Concernant les stériles et leur gestion le cadre réglementaire relatif aux déchets miniers nécessite une mise à jour claire pour assurer sa convergence avec le niveau de connaissances scientifiques et techniques, de manière continue, pour être plus adéquats et efficaces lors de la caractérisation, de la gestion de ces sols et de ces déchets, ainsi que des sites d’où ils proviennent.

Les grands oubliés de la législation minière espagnole sont les fonds marins En effet l’exploitation des fonds marins n’est pas régulée en droit espagnol. L’actuelle législation minière ne mentionne pas l’exploitation des ressources du sous-sol marin et n’établit donc pas de limites, ni de procédures, ni de prescriptions pour une activité qui était peut-être inconnue dans les années soixante-dix mais qui se pratique aujourd’hui et peut-être de plus en plus.

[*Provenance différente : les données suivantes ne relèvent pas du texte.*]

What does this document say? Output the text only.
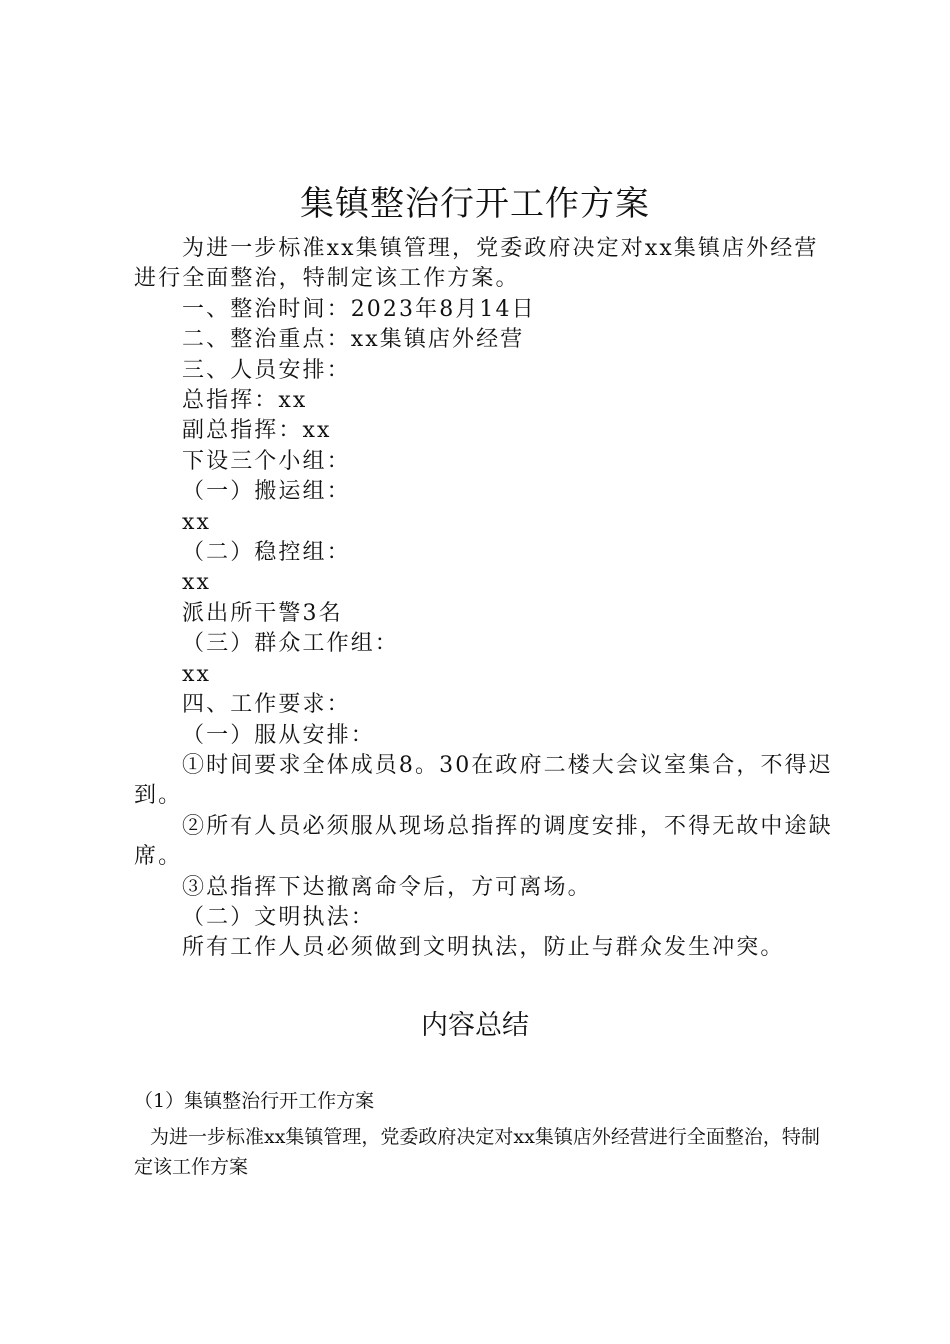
集镇整治行开工作方案

为进一步标准xx集镇管理，党委政府决定对xx集镇店外经营进行全面整治，特制定该工作方案。

一、整治时间：2023年8月14日

二、整治重点：xx集镇店外经营

三、人员安排：

总指挥：xx

副总指挥：xx

下设三个小组：

（一）搬运组：

xx

（二）稳控组：

xx

派出所干警3名

（三）群众工作组：

xx

四、工作要求：

（一）服从安排：

①时间要求全体成员8。30在政府二楼大会议室集合，不得迟到。

②所有人员必须服从现场总指挥的调度安排，不得无故中途缺席。

③总指挥下达撤离命令后，方可离场。

（二）文明执法：

所有工作人员必须做到文明执法，防止与群众发生冲突。

内容总结

（1）集镇整治行开工作方案

为进一步标准xx集镇管理，党委政府决定对xx集镇店外经营进行全面整治，特制定该工作方案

La prise en compte de considérations environnementales en droit espagnol

Avis des Hautes juridictions espagnoles

Il découle de la jurisprudence de l’équivalent du Conseil Constitutionnel en Espagne, « el Tribunal Constitucional » en espagnol, en effet est mis en exergue par la haute juridiction le conflit d’intérêt entre la protection de l’environnement et le développement du secteur minier, ce même conflit d’intérêts est un véritable leitmotiv également dans les décisions de la Cour suprême espagnole, équivalent de la Cour de Cassation française, plus haute juridiction de l’ordre judiciaire. C’est dire son importance puisqu’il s’agit d’une question régulièrement tranchée lors de contentieux nationaux ou en tout cas porté devant des juridictions nationales, qui concernent de nombreuses entreprises nationales et internationales


En droit positif, la loi minière espagnol, contient depuis le texte initial de 1973 une référence nette au respect de l’environnement, cela est stipulé dans plusieurs articles comme par exemple l’article 5.3 ou le ministère de l’industrie espagnol est tenu de réaliser les études opportunes pour fixer les conditions de protection de l’environnement.

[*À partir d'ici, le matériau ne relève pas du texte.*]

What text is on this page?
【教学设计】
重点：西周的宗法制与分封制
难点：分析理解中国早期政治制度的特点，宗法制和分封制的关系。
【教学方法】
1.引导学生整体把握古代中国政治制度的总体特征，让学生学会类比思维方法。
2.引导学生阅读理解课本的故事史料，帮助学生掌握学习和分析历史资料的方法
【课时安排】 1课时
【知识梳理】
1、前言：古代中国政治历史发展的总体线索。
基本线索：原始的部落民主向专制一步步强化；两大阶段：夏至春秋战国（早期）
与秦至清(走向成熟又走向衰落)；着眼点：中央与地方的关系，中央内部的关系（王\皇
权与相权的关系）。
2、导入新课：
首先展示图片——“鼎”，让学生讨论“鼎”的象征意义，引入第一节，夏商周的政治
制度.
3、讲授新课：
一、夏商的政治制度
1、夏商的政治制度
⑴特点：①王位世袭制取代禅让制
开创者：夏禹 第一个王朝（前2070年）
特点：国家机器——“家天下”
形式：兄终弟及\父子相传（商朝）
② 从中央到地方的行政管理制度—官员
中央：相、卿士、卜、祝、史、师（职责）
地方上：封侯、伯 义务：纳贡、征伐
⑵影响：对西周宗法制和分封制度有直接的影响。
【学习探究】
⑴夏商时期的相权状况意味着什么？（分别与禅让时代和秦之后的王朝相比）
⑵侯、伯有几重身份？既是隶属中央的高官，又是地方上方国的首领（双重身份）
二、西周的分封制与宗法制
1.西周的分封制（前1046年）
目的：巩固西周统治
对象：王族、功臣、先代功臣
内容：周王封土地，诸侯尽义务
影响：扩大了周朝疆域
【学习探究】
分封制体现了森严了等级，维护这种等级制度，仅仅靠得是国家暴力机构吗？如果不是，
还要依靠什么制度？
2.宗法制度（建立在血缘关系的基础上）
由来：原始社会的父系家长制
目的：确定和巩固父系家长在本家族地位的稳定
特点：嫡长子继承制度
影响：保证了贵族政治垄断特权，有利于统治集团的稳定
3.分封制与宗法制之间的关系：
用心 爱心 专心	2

Indemnisation pour des raisons environnementales limitée pour entreprises minières

Le droit espagnol contemple en effet la limitation des droits minier pour des motifs ayant trait à l’environnement. Il peut résulter intéressant pour une entreprise minière de s’intéresser à la question de son indemnisation dans le cas ou ses droits d’exploitation sont limités pour des raisons environnementales ou sociales. Il faut savoir qu’il n’existe aucune garantie d’indemnisation automatique en droit espagnol pour l’entreprise minière, en effet là la jurisprudence est beaucoup moins claire et surtout beaucoup plus casuistique, c’est-à-dire que cela va dépendre de l’espèce traitée.

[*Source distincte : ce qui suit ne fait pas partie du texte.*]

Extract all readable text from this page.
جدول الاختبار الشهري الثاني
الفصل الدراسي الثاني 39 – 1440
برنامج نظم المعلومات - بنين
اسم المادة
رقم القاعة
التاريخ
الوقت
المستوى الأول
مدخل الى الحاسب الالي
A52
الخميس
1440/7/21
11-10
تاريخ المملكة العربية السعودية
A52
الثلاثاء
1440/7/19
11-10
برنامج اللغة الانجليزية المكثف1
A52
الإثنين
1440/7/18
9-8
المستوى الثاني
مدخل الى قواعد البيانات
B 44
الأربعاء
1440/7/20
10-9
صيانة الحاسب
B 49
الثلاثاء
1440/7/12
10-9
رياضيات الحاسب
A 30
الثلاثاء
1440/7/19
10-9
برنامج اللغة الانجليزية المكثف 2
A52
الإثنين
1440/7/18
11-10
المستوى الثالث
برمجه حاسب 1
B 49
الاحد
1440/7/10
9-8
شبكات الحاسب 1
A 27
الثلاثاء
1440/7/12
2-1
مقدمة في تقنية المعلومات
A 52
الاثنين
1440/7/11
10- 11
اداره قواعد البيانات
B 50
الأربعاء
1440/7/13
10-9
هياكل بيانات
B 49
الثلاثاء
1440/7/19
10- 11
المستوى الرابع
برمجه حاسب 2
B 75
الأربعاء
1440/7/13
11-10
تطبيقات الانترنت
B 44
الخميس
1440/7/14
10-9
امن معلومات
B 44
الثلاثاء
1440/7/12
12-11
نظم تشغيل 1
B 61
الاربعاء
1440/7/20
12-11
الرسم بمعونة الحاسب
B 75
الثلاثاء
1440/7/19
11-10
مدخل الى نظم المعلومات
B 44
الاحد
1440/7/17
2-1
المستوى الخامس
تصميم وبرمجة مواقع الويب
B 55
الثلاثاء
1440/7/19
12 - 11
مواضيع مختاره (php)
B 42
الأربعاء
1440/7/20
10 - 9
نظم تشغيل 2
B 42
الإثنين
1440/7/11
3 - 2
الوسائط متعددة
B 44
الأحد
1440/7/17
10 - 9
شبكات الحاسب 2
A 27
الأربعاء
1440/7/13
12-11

La réhabilitation des anciens sites minier et la responsabilité environnementale

La réhabilitation des sites miniers fait l’objet d’un régime juridique spécifique datant de 2009 le décret du 12 juin 2009(Real Decreto 975/2009 de 12 de junio y su modificación de 2012) Ce texte national est une transposition directe de la directive européenne relatives aux préoccupations environnementale et sociales, les plans de réhabilitation du site minier doivent comme en droit français être préalables à toute exploitation minière. (Directive 2006/21/CE du Parlement Européen y du Conseil, du 15 de mars 2006, sur la gestion des résidus des industries extractives) La différence entre le fait et le droit est fondamentale. Dans les faits la réhabilitation de site minier n’est pas toujours mise en œuvre, car les cautions, avals et garanties ne sont pas toujours exigées aux entreprises minières, et comptes publics de ces dernières années rendaient difficile un relais l’Administration, en l’occurrence le ministère de l’industrie.

La principale modification de ce texte de 2009 concerne l’exemption de présenter des garanties financières, mais aussi l’exemption de réaliser une étude d’impact ! Attention cette exemption ne concerne que certains types de carrières. Pour les entreprises minières non exemptées, la procédure est simplifiée, l’opérateur minier fixe lui-même le montant de la garantie, et en ce qui concerne l’étude d’impact est remplacée par une déclaration responsable de l’opérateur.

Exemple de confusion des normes en droit minier espagnol

Par exemple le décret n° 183/2015 du 13 mars 2015 (RD)fondamental dans le cadre d’une évolution du droit minier espagnol en effet dans son article 37 certains opérateurs miniers sont carrément exclus de l’obligation de constituer des garanties financières, ce qui a première vue peut paraître très surprenant, cela ne concerne que les résidus de la catégorie A sus décrite. Le texte renvoie à un autre décret (Real Decreto 975/2009, de 12 de junio) qui établit des seuils de dangerosité de ces résidus conformément aux directives suivantes : Directive 91/689/CEE, 67/548/CEE ou 1999/45/CE.


C'est précisément la confusion normative que nous dénonçons ici lorsque l'on considère les déchets miniers comme l'un des problèmes les plus importants dans ce secteur de la législation. S'il n'y a pas de définition claire du déchet comme dangereux, il n'y aura aucune possibilité d'appliquer la responsabilité environnementale et sociale.

Le « Droit préférentiel »

Le droit préférentiel est l’institution juridique la plus caractéristique du système minier espagnol (El derecho preferente). Il s’agit d’un principe profondément ancré dans le droit des mines, qui est la priorité dans le traitement des droits miniers selon l’ordre chronologique de dépôt des demandes.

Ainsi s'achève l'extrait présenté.